Ann Arbor (Informed Comment) – Frances Coppola at Forbes reports that European powers have made operational their Instex exchange mechanism, which will allow European and other companies to do business with Iran while avoiding US Treasury Department sanctions.
The move is the biggest split between the US and Europe over an international policy issue since President Eisenhower intervened to stop the 1956 war launched against Egypt by Britain, France and Israel (h/t Matt Duss on Twiter).
I wrote previously about Instex, which is headquartered in Paris and headed by a German banker,
- “The mechanism is complex but apparently Europe will initially sell Iran “humanitarian goods” such as pharmaceuticals and food, which are exempted from the severe US sanctions, and will buy Iranian petroleum with the proceeds. Iran will apparently pay Instex, and Instex will reimburse the pharmaceutical and food companies, so that they are never required to deal directly with Iran. Eventually, small and medium European firms who do not do business with the US could use the instrument to sell their goods to Iran without risking sanctions.

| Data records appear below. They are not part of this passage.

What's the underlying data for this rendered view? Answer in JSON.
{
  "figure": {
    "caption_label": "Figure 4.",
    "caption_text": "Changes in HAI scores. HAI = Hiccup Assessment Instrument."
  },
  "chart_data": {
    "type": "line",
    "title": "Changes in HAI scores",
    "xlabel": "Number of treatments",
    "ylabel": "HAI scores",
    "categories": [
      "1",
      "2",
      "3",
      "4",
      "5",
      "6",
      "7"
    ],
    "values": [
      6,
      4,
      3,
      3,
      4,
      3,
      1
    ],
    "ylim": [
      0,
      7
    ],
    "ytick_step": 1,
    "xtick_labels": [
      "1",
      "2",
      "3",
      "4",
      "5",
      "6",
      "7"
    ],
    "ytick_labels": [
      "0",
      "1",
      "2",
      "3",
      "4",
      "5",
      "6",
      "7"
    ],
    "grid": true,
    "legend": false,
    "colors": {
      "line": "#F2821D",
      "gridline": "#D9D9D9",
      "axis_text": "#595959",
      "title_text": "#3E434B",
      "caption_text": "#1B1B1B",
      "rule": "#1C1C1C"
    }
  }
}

The US is trying to sanction third parties, those who do business with Iran, but Europe is creating fourth parties, those who do business with Instex. Instex is the one dealing with Iran. And since it has no dollars and doesn’t deal with the US, Instex probably can’t be fined or punished by Treasury’s Office of Foreign Asset Control.
The high officials of Instex will be issued diplomatic passports so that the US cannot indict them and seek their extradition.”
The head of Iran’s central bank, Abdolnaser Hemmati, welcomed the European move but insisted that Instex must try to cover all the transactions envisaged in the 2015 Iran nuclear deal or Joint Comprehensive Plan of Action (JCPOA), which had ended United Nations’ economic boycots and sanctions. That is, it needs to cover trade in goods interdicted by Trump.